Two placed horses and two relaxed females: Clover Lane in the fillies and Choose in the mares. When I got home I counted all the biros in my desk drawer. Fifty-one. That’s $204! If the pen burn out rate is one every two months I should still have enough for the next eight or nine years!




Australia Day

January 26th, 2015

It’s out in the sticks, but I like Sandown. Every horse gets a chance. A cold wind and a small crowd, but they are out in force to cast an eye over the babies, the two-year-olds. Burnstone comes from last to first to street them in the colts and geldings. A windsucker apparently, which means I’m unlikely to ever back him. In the fillies I like both Godolphin horses, but pull the wrong rein and back Promenades instead of Pursuits. The horse is used up early and fades. I redeem myself on the mares with Pat Carey’s Elle Excite which drops out last but comes home hard to win. It was $2.30 the place when I placed the bet at one minute to go, but returned $1.90. Some plunge!
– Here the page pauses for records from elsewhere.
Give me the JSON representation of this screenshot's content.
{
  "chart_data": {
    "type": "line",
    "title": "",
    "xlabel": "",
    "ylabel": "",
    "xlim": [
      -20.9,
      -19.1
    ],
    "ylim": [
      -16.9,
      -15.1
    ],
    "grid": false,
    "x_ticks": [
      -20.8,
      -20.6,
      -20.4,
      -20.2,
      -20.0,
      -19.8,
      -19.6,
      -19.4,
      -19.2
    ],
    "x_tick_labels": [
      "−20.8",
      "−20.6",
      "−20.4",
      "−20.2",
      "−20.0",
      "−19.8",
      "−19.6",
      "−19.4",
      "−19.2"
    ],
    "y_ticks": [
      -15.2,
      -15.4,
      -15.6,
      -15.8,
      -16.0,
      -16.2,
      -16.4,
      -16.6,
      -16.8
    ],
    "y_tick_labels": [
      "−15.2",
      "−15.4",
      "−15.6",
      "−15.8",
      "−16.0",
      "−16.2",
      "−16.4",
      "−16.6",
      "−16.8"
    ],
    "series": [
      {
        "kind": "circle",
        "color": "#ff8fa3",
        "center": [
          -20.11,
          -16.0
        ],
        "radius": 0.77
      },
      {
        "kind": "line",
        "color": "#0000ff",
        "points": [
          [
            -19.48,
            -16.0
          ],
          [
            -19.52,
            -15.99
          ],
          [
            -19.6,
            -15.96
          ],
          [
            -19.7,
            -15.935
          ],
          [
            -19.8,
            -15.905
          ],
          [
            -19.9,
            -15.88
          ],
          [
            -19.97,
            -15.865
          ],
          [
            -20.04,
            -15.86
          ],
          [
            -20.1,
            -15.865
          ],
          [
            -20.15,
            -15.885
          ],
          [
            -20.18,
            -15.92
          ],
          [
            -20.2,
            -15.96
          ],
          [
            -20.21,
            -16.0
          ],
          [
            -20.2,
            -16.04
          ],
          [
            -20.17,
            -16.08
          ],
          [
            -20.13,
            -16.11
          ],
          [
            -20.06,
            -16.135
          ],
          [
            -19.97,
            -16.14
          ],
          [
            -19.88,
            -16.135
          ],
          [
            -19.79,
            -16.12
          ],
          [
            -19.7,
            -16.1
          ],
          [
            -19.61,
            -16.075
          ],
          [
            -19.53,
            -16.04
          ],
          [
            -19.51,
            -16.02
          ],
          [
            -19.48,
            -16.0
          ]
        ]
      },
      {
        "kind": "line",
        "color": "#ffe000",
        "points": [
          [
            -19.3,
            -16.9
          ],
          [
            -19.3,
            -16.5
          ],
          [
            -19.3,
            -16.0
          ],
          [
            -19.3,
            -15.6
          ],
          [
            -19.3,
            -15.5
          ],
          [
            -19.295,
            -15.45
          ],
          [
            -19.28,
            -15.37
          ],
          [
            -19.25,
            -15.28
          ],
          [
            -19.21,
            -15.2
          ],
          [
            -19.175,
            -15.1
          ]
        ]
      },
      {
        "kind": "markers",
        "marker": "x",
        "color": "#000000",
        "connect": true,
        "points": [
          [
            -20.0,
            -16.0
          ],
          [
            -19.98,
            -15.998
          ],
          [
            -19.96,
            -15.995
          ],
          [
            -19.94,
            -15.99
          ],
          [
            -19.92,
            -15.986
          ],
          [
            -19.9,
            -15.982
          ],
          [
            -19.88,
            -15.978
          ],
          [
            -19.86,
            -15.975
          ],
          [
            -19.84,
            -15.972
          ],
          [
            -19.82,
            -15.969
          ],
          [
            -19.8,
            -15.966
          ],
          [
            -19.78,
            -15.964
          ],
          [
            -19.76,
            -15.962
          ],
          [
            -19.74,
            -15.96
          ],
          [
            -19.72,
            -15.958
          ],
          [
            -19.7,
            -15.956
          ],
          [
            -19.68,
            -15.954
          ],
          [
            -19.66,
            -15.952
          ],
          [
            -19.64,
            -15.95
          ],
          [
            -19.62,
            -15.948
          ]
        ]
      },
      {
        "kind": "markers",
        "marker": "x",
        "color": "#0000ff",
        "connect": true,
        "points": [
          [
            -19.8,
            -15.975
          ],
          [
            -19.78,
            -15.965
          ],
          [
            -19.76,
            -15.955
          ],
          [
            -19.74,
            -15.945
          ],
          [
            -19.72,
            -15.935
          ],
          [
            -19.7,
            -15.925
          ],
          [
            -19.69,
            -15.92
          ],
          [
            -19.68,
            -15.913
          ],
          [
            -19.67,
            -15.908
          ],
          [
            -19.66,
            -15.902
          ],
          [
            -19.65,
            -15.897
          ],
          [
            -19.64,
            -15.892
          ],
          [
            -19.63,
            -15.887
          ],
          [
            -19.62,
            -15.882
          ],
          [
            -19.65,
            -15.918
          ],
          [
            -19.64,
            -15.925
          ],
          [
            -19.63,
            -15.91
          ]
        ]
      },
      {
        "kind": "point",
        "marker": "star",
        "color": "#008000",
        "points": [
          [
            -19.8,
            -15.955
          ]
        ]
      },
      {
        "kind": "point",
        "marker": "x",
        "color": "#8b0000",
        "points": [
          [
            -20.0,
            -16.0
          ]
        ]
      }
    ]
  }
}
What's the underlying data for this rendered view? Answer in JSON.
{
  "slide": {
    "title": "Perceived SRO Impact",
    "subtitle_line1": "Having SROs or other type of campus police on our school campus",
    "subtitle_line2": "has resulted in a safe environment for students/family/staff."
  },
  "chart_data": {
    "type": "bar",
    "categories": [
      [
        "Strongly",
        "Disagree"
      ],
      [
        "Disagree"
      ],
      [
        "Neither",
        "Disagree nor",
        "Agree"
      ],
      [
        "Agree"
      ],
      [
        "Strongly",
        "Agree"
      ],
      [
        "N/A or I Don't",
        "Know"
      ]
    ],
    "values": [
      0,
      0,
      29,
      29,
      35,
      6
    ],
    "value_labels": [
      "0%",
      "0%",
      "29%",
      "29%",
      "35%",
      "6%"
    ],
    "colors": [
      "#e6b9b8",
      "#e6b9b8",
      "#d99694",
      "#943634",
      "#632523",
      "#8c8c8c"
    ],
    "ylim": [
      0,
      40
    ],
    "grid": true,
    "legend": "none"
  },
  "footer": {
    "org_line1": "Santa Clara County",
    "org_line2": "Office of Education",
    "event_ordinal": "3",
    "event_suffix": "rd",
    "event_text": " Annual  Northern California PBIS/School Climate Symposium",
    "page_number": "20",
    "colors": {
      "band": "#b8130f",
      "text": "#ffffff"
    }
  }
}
But I leave the track in a good mood, proud to be an Australian. How I love those jockey silks!

Home and I hear the terrible news about Sir Prince Philip. Abbott, what a brown-noser! I bet he’s a windsucker! I’m embarrassed to be an Australian!




Sandown Lakeside

January 14th, 2015

The media doesn’t usually pay much attention to a minor mid-weeker out at Sandown. But the TV news and press were out in force today. Punters were wandering around in shock, even disbelief, about the investigation into Pete, Kav, and Danny over elevated cobalt chloride levels in some of their horses. Pete looked a bit stressed and was back on the smokes. I would be too if I had long lenses looking at me!

Erythropoiesis. Now there’s a good word. Cobalt chloride stimulates erythropoiesis, or the production of erythrocytes, or red blood cells. Red blood cells carry oxygen. More oxygen means less lactic acid, more endurance, less fatigue.

This story has a long way to go. I feel tired already.